Browse Publications Technical Papers 2006-01-0253
2006-04-03

Assessment of 3 and 6-Year-Old Neck Injury Criteria Based on Field Investigation, Modeling, and Sled Testing 2006-01-0253

The intent of this study was to compare the neck responses measured from the Hybrid III 3 and 6-year-old ATDs in laboratory testing to injuries sustained by three children in a field crash and investigate the appropriateness of recommended in-position neck injury assessment reference values (IARVs), and the regulated out-of-position (OOP) IARVs specified in FMVSS 208 for the Hybrid III 3 and 6-year-old ATDs. This paper principally reports on apparent artifacts associated with the Hybrid III 3 and 6-year-old ATDs, which complicated investigating the appropriateness of the in-position and out-of-position neck IARVs. In tests using 3-point belt restraints, these apparent artifacts included: 1) High neck extension moments, which produced the peak Nij values, without significant observed relative head-to-neck motion, 2) Neck tension forces well in excess of the IARVs that occurred when the ATD's chin contacted the chest.

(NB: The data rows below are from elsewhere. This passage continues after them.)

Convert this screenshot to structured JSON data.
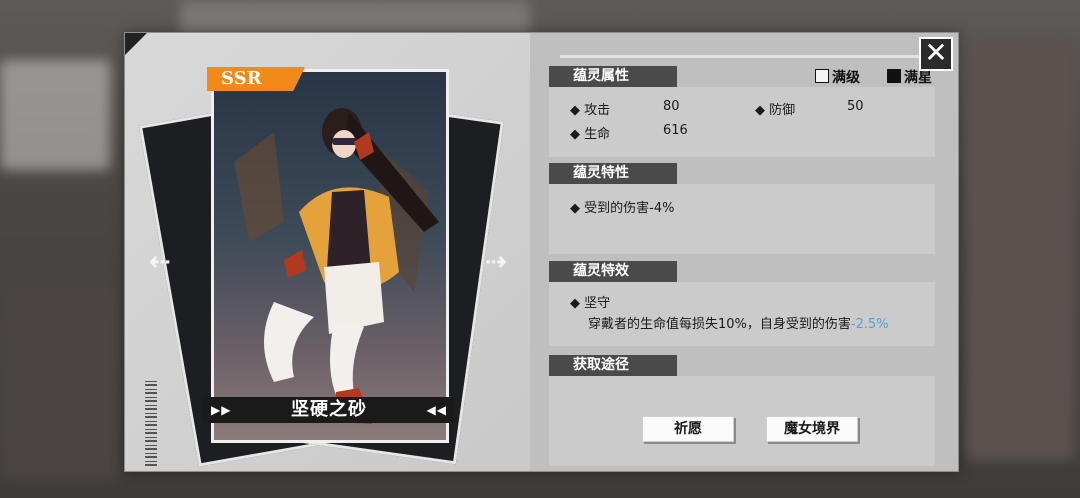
{
  "card": {
    "rarity": "SSR",
    "name": "坚硬之砂",
    "nav_left": "⇠",
    "nav_right": "⇢"
  },
  "toggles": {
    "max_level": {
      "label": "满级",
      "checked": false
    },
    "max_star": {
      "label": "满星",
      "checked": true
    }
  },
  "sections": {
    "attributes": {
      "title": "蕴灵属性",
      "rows": [
        {
          "label": "攻击",
          "value": "80"
        },
        {
          "label": "防御",
          "value": "50"
        },
        {
          "label": "生命",
          "value": "616"
        }
      ]
    },
    "traits": {
      "title": "蕴灵特性",
      "line": "受到的伤害-4%"
    },
    "effects": {
      "title": "蕴灵特效",
      "name": "坚守",
      "desc": "穿戴者的生命值每损失10%，自身受到的伤害",
      "desc_value": "-2.5%"
    },
    "source": {
      "title": "获取途径",
      "buttons": [
        "祈愿",
        "魔女境界"
      ]
    }
  },
  "colors": {
    "accent": "#f28a1a",
    "highlight": "#4aa6d8",
    "header": "#4a4a4a"
  },
  "icons": {
    "close": "close-icon",
    "bullet": "diamond-icon"
  }
}
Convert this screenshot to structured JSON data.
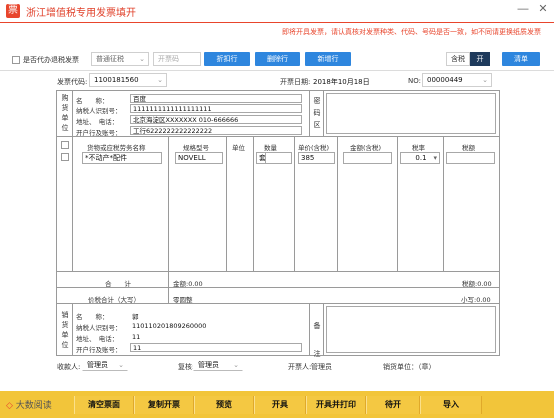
{
  "window": {
    "title": "浙江增值税专用发票填开",
    "minimize_glyph": "—",
    "close_glyph": "✕"
  },
  "notice": "即将开具发票，请认真核对发票种类、代码、号码是否一致，如不同请更换纸质发票",
  "toolbar": {
    "agent_checkbox_label": "是否代办退税发票",
    "levy_type": "普通征税",
    "invoice_number_placeholder": "开票码",
    "discount_row_label": "折扣行",
    "delete_row_label": "删除行",
    "add_row_label": "新增行",
    "tax_included_label": "含税",
    "tax_toggle_on": "开",
    "list_label": "清单"
  },
  "header": {
    "invoice_code_label": "发票代码:",
    "invoice_code": "1100181560",
    "date_label": "开票日期:",
    "date": "2018年10月18日",
    "no_label": "NO:",
    "no": "00000449"
  },
  "buyer": {
    "section_label": [
      "购",
      "货",
      "单",
      "位"
    ],
    "name_label": "名　　称：",
    "name": "百度",
    "tax_id_label": "纳税人识别号：",
    "tax_id": "1111111111111111111",
    "address_label": "地址、　电话：",
    "address": "北京海淀区XXXXXXX 010-666666",
    "bank_label": "开户行及账号：",
    "bank": "工行6222222222222222"
  },
  "password_area": {
    "labels": [
      "密",
      "码",
      "区"
    ]
  },
  "items_table": {
    "headers": [
      "货物或应税劳务名称",
      "规格型号",
      "单位",
      "数量",
      "单价(含税)",
      "金额(含税)",
      "税率",
      "税额"
    ],
    "row": {
      "name": "*不动产*配件",
      "spec": "NOVELL",
      "unit": "套",
      "quantity": "",
      "price": "385",
      "amount": "",
      "tax_rate": "0.1",
      "tax": ""
    }
  },
  "totals": {
    "total_label": "合　　计",
    "amount_label": "金额:0.00",
    "tax_label": "税额:0.00",
    "price_tax_label": "价税合计（大写）",
    "price_tax_upper": "零圆整",
    "price_tax_lower": "小写:0.00"
  },
  "seller": {
    "section_label": [
      "销",
      "货",
      "单",
      "位"
    ],
    "name_label": "名　　称：",
    "name": "郭",
    "tax_id_label": "纳税人识别号：",
    "tax_id": "110110201809260000",
    "address_label": "地址、　电话：",
    "address": "11",
    "bank_label": "开户行及账号：",
    "bank": "11"
  },
  "remarks": {
    "labels": [
      "备",
      "注"
    ]
  },
  "footer": {
    "payee_label": "收款人:",
    "payee": "管理员",
    "reviewer_label": "复核:",
    "reviewer": "管理员",
    "issuer_label": "开票人:",
    "issuer": "管理员",
    "seller_stamp": "销货单位：（章）"
  },
  "bottom_buttons": [
    "清空票面",
    "复制开票",
    "预览",
    "开具",
    "开具并打印",
    "待开",
    "导入"
  ],
  "brand": "大数阅读",
  "colors": {
    "accent": "#e8452c",
    "blue": "#2e86de",
    "bar": "#f2c53a"
  }
}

Because humanlike kinematics and force deflection properties for belt restrained chin-to-chest contact have not been defined, and ATD force deflection criteria are not specified for chin-to-chest contact; the biofidelity of the neck data measured by the ATD during chin-to-chest contact is doubtful. This paper also compares the measured neck injury criteria with 3 and 6-year-old Hybrid III ATDs to the neck injuries sustained by the three children in a previously reported frontal crash. To the extent the test environment simulated the field crash, the out-of-position neck tension IARVs seemed consistent with the injuries sustained by the 3 and 6-year-old children who were in 3-point restraints, but had placed the shoulder belts behind their backs. Excluding neck tension measurements during chin-to-chest contact, the neck tensions measured in the lap/shoulder belted sled tests seemed consistent with the injuries sustained by the lap/shoulder belted 7-year-old child in the field crash. While the Hybrid III 3 and 6-year-old ATDs are the best available tools for assessing child neck injury potential, judgment is needed in interpreting the neck data from tests with belt restraint systems. It is inappropriate to only consider the peak neck measurements without examining the events surrounding those peak values.